Some state regulations and inspector associations allow an inspector to undertake specified repairs, but unless the inspector can present qualifications to do so, it's in your best interest to keep inspections and repairs separate. Repairs should be handled by licensed contractors that can be warrantied. Further, permits for repairs should be gotten from your local building authority, usually the city.

The Length of Your Home Inspection

Most home inspections take between two and three hours, and sometimes longer. During the inspection, the inspector will climb into the attic, crawl under the home or check out the basement, climb onto the roof, and should open every closet door in your home.
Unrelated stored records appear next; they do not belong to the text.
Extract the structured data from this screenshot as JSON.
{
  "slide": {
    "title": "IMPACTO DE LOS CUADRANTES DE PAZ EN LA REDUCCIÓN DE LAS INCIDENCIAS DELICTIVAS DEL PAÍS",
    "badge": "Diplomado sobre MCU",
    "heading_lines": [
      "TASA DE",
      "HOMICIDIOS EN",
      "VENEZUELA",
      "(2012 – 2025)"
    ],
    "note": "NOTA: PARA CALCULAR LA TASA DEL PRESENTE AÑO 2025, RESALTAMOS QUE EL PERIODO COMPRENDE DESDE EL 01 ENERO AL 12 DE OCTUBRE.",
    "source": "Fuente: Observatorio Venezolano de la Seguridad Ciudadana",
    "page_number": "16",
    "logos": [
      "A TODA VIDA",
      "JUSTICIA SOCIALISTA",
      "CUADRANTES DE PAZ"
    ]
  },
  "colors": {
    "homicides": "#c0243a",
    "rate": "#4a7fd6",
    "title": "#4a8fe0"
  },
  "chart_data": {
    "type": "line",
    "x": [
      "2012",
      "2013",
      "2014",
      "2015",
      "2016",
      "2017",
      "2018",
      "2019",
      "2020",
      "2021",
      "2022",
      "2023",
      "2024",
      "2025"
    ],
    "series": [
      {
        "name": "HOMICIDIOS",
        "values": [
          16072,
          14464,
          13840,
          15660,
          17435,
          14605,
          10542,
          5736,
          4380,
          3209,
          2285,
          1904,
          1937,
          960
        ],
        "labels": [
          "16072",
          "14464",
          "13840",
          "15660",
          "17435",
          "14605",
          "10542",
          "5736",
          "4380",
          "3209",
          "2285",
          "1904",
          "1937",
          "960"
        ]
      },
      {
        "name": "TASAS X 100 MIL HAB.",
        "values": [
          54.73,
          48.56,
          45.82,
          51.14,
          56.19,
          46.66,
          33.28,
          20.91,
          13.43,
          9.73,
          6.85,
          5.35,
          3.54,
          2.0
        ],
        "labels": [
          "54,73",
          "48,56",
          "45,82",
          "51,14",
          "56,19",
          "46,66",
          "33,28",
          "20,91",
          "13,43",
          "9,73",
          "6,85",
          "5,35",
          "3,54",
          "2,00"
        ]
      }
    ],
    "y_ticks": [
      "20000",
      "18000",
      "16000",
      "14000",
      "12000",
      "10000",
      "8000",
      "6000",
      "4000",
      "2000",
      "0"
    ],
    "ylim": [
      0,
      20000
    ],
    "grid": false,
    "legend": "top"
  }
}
They will check cabinets under sinks and the intakes of air conditioning units.

Usually, inspectors will have high-powered flashlights that they can use to search every corner of your home and will continually jot notes as they work. It is suggested that you walk with the inspector—as you would with any stranger—as they move through your home. However, you should not be required to crawl under the home or onto the roof or supply ladders or other equipment needed by the inspector. Let the inspector point out defects they see and write them on a notepad you are carrying. Use this opportunity to ask questions about minor and major action items they may see.

When judging how long it will take the inspector, you have to take into account the size of your home, the number of systems to be inspected, the number of electrical and main panels, the condition and age of the property, and many other factors. Any inspections that take less than two or three hours may fall into the category of a gloss-over inspection.

In some areas, your inspection may include testing of the air quality of the home for mold. Homes with basements will usually include radon inspections. Most home inspectors do not perform a full pest inspection but may indicate damage they see on their reports.

After the Inspection

After the inspector finishes their review they will usually take a few minutes to finalize their notes. The finalized report will usually take at least one to two days to complete. In some cases, you may receive both an electronic and a hard copy of the report.

The requirements to be licensed as a home inspector varies by state. Each state will have different standards for the systems that will be inspected during the home inspection.